Lake Success: A Novel
- First edition cover
- Author: Gary Shteyngart
- Cover artist: Rodrigo Corral
- Language: English
- Genre: Novel
- Publisher: Random House
- Publication date: September 4, 2018
- Publication place: United States
- Pages: 352
- ISBN: 978-0812997415

= Lake Success (novel) =

2018 novel by Gary Shteyngart

Lake Success is the fourth novel by American writer Gary Shteyngart, published on September 4, 2018. Set in the months before Donald Trump’s 2016 election as president of the United States, it follows a hedge fund manager on a road trip across the country.

==Plot summary==
A narcissistic Wall Street millionaire hedge fund manager named Barry Cohen, 43, is stressed by an SEC investigation and his young son’s diagnosis of autism. In 2016, his dream of the perfect marriage, the perfect son, and the perfect life implodes, and he flees New York City on a cross-country Greyhound bus trip in search of his long-ago college sweetheart and the ideals of his youth. During the journey, the 2016 presidential election plays out. Meanwhile, his wife, first-generation American Seema, faces her own demons.

==Critical reception==
In The Guardian, Marcel Theroux described the novel “spiky, timely and true, but also absolutely comfortless. That’s perhaps not surprising, given the times, but it’s also something to do with its choice of central character. The book contains many homages to The Great Gatsby, but it resembles a version of that novel where the lunkish proto-fascist Tom Buchanan is the hero.” Novelist Jonathan Miles, writing in The New York Times Book Review, called it “so pungent, so frisky and so intent on probing the dissonances and delusions — both individual and collective — that grip this strange land getting stranger.”
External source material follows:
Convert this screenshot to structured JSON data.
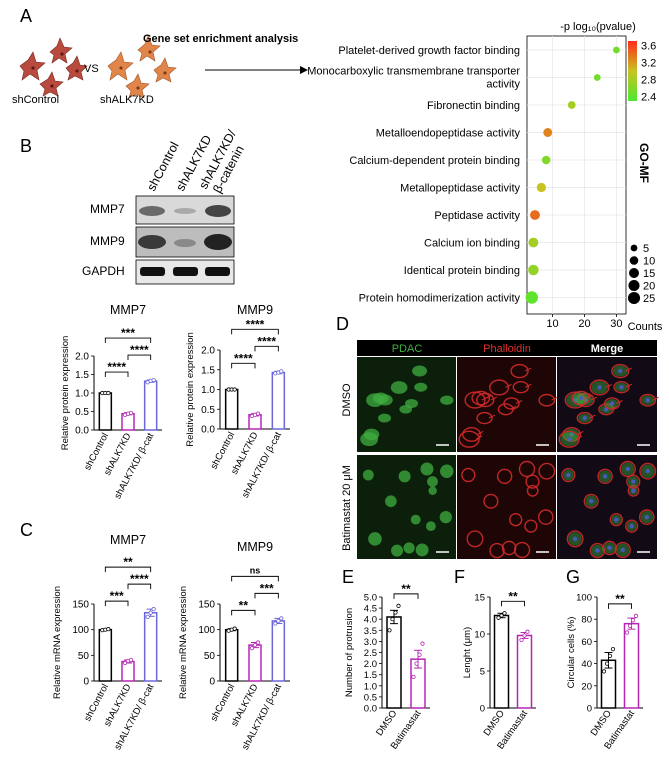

In The Washington Post, Ron Charles called it a “mature blending of the author’s signature wit and melancholy... Its bold ambition to capture the nation and the era is enriched by its shrewd attention to the challenges and sorrows of parenthood.” In a starred review, Kirkus Reviews called it “as good as anything we've seen from this author: smart, relevant, fundamentally warm-hearted, hilarious of course, and it has a great ending.”

Maureen Corrigan at NPR said Shteyngart's “comic view of the country is, by turns, compassionate and mournful; wickedly satirical and ultimately, aspirational.” In The New York Review of Books, Cathleen Schine wrote that Shteyngart's “plots are clammy, fantastical, a snarl of personal and political absurdity. If he is often overwrought, and he is, he is also sharp and refined in his understanding of self-consciousness. Lake Success is moodier, less showy than his earlier novels, closer in tone to Little Failure, his brilliant, funny, heartbreaking memoir.”

Lake Success made year-end “best books of 2018” lists from The New York Times, Financial Times, The Washington Post, NPR, The Globe and Mail, Mother Jones, Library Journal, and the San Francisco Chronicle.